1. « Où irais-je bien ? »

Après l’annonce surprise du legs de Maréchal à son frère, Pierre a éprouvé le besoin de « sortir » dans les rues du centre du Havre. Les premiers verbes de mouvement au passé simple, traduisent ce simple déplacement urbain du personnage : « il arriva place du Théâtre », « il se sentit attiré par les lumières du café Tortoni », « il s’en vint lentement... ». Ce dernier adverbe, « lentement », manifeste d’ailleurs le peu de dynamisme de la démarche de Pierre qui se laisse porter par sa marche plus qu’il ne choisit vraiment un itinéraire : « Où irais-je bien ? »

Très vite d’ailleurs, cette déambulation passive se transforme en une sorte de piétinement incertain, de « retournement » géographique (« retournant sur ses pas, il revint... ») où il apparaît davantage encore « conduit » par l’espace que maître de son itinéraire : « la rue principale qui le conduisait vers le port ».

2. Le choix de la solitude

Pierre est en fait attiré inconsciemment vers ce port et cette mer qui constituent le décor essentiel des événements majeurs du roman et donc de sa vie. Aucun autre lieu (« il n’en trouvait pas ») ne peut lui offrir le site de la pause, de la sédentarité dont ont besoin son corps et son esprit. Seuls « le grand quai », « la jetée » et « le banc » symboliquement installé sur le « brise-lames » (métaphore du « brise- larmes » ?) peuvent lui offrir le point de chute d’une promenade qui fondamentalement le « dégoûte ».
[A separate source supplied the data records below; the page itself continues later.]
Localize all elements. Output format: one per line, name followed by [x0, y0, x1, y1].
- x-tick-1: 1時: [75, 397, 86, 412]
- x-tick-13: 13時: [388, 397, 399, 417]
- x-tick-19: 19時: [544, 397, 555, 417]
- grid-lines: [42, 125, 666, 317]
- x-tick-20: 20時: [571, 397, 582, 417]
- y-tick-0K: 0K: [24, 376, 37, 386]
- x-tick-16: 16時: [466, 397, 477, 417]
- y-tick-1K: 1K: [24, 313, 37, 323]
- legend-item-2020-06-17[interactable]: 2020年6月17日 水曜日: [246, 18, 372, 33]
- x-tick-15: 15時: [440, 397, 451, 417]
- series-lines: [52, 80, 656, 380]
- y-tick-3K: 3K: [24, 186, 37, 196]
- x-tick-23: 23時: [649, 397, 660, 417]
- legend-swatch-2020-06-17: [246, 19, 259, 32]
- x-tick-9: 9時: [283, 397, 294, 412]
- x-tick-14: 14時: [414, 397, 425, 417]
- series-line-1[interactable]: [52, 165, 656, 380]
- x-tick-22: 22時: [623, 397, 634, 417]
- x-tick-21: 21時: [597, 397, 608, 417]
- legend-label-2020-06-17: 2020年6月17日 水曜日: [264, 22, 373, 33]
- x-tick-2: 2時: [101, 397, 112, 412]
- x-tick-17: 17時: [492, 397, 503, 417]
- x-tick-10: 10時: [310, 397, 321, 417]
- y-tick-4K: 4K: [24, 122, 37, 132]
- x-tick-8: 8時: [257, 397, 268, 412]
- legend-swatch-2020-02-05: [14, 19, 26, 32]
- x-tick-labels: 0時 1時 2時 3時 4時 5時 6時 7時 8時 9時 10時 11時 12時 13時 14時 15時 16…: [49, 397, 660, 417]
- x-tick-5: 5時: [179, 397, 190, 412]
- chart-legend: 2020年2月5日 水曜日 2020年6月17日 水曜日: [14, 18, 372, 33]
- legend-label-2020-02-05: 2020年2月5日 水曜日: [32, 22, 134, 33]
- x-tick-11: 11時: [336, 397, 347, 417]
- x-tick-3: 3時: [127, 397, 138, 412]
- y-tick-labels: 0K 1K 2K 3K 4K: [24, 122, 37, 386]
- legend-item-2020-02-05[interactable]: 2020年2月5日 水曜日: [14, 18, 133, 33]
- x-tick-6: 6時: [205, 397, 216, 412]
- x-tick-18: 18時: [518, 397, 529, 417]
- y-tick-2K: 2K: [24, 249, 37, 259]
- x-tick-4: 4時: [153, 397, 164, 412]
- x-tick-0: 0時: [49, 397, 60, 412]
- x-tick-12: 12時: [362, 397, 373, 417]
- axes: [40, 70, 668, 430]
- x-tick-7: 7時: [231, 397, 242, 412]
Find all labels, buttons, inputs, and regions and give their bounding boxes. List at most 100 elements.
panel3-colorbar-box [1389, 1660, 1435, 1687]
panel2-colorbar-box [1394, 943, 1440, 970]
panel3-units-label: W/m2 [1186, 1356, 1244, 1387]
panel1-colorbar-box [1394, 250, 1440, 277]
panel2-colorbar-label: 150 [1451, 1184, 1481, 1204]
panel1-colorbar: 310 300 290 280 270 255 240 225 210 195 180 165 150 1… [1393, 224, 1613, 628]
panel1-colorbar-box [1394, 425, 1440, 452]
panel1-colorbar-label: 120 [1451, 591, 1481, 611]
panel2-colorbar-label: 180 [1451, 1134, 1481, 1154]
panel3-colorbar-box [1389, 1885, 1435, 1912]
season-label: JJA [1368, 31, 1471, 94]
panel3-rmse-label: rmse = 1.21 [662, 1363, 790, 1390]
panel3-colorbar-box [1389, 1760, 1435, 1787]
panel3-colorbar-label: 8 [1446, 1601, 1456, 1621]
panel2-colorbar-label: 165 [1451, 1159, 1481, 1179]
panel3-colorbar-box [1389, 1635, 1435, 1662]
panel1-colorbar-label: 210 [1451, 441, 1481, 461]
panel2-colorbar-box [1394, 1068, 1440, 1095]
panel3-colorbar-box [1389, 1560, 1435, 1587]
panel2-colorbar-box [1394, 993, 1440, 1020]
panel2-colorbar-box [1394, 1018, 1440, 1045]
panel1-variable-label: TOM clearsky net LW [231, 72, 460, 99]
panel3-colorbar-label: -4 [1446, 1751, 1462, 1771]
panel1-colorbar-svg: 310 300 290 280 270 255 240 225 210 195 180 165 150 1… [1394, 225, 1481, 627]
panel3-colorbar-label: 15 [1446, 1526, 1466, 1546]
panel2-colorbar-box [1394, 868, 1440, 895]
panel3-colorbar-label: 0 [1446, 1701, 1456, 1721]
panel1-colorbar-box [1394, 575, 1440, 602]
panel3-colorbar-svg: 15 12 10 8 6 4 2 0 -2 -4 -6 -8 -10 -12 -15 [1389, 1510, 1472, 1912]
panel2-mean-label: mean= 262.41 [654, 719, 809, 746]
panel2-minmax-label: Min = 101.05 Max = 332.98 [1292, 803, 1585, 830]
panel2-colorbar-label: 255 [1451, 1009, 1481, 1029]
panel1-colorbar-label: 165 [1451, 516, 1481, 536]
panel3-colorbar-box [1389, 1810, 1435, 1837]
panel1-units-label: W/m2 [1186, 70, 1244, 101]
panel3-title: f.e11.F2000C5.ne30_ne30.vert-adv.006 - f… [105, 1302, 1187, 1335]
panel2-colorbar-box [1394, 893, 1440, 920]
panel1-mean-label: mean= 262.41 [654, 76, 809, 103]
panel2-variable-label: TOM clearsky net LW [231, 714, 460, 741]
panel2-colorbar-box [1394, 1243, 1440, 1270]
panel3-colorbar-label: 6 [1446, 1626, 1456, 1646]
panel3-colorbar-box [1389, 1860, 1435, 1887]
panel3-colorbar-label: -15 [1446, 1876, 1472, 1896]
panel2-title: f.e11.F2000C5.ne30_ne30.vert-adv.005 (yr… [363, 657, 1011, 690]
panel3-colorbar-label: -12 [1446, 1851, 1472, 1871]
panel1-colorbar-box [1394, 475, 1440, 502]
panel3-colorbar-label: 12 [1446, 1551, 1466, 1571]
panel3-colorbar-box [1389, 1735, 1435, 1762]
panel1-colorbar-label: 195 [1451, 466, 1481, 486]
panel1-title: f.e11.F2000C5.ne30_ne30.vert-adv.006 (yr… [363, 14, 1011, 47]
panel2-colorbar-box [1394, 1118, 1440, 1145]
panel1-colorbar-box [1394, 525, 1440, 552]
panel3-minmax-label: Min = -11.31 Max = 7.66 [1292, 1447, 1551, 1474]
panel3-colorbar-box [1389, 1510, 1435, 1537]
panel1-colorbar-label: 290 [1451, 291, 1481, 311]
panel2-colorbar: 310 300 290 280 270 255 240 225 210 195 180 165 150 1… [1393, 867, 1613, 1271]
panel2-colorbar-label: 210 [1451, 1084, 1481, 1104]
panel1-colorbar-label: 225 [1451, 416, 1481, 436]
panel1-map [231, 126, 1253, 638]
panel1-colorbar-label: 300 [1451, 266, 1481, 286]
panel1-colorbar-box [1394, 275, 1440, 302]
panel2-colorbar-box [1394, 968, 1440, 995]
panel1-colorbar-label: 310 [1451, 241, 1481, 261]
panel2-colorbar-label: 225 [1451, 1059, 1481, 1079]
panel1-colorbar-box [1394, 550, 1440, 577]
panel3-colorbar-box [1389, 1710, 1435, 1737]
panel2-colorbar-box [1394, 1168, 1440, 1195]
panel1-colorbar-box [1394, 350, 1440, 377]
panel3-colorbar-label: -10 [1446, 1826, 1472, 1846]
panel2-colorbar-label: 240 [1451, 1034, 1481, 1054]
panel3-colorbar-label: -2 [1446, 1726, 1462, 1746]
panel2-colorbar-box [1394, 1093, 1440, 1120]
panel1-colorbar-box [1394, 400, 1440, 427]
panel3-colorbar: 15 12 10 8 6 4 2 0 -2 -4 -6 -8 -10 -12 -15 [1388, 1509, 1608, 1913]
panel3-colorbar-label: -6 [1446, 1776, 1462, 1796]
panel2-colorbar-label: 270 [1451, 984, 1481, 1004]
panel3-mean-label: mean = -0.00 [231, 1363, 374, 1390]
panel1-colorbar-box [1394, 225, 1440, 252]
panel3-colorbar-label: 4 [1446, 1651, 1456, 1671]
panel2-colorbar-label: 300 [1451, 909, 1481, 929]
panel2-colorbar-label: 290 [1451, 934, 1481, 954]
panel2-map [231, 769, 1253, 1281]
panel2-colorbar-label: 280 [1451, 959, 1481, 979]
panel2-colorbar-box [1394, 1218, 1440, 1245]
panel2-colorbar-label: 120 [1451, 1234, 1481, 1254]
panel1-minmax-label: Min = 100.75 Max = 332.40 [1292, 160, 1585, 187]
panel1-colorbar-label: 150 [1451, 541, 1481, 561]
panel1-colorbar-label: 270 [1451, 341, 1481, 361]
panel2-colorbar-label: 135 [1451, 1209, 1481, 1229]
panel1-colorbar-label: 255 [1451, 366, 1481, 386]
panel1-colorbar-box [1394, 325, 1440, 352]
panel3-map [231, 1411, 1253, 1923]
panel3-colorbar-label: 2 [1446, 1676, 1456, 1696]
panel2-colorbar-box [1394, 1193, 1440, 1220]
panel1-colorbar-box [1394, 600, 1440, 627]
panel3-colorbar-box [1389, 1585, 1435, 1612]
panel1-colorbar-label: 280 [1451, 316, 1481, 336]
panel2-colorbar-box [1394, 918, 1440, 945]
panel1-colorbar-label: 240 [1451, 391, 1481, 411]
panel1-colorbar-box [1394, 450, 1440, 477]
Se promener, c’est en effet accepter la « rencontre », la promiscuité des passants, le risque des « connaissances ». Or, par un paradoxe intenable, Pierre, « qui s’irritait d’être seul », « n’aurait voulu rencontrer personne... ». D’où l’intéressant épisode du moment passé aux abords du café Tortoni que l’on opposera, presque terme pour terme, à l’entrée en scène de « Bel-Ami » (voir lecture méthodique de Bel- Ami). Là où Georges Duroy aimait « plastronner » et se préparait à ses conquêtes ambitieuses, Pierre Roland ne trouve que motifs à « répugnance » dans la vision dépréciative de « cette banale camaraderie des demi-tasses et des petits verres ».

Le « banc » donc, face à la mer, va offrir seul le « havre » d’une méditation difficile à celui qui « avait choisi la solitude ». Seuls deux verbes de mouvement scanderont désormais le reste du texte, encadrant le long déploiement de la réflexion : « il s’assit » et « il se leva et se remit à marcher... ».

II - UNE SOUFFRANCE DU CORPS ET DE L’ÂME

1. Symptômes physiques...

Pour analyser les causes du désarroi de Pierre, qui le conduisent à cette errance solitaire, il sera intéressant de comparer deux des réseaux lexicaux majeurs du texte, à commencer par celui de la souffrance physique. Décliné d’un bout à l’autre de cette page, il se compose de simples substantifs ou groupes nominaux (« point douloureux », « meurtrissures », « problème physiologique », « sensations douloureuses »), de verbes ou groupes verbaux (« gênent », « fatiguent », « avait mal », « avait senti son cœur battre un peu plus fort », « se sentait mieux »), et enfin d’une comparaison : « comme on interroge un malade pour trouver la cause de sa fièvre ».

2. ...et psychologiques

En parallèle ou en contrepoint se déploie un second champ lexical, celui des troubles psychiques, composé pareillement de nombreux éléments que nous donnons cette fois dans leur ordre d’apparition : « attristent », « irritent », « s’irritait », « las », « dégoûté », « contrariété », « l’esprit excitable », « dégoût », « des émotions spontanées et persistantes ».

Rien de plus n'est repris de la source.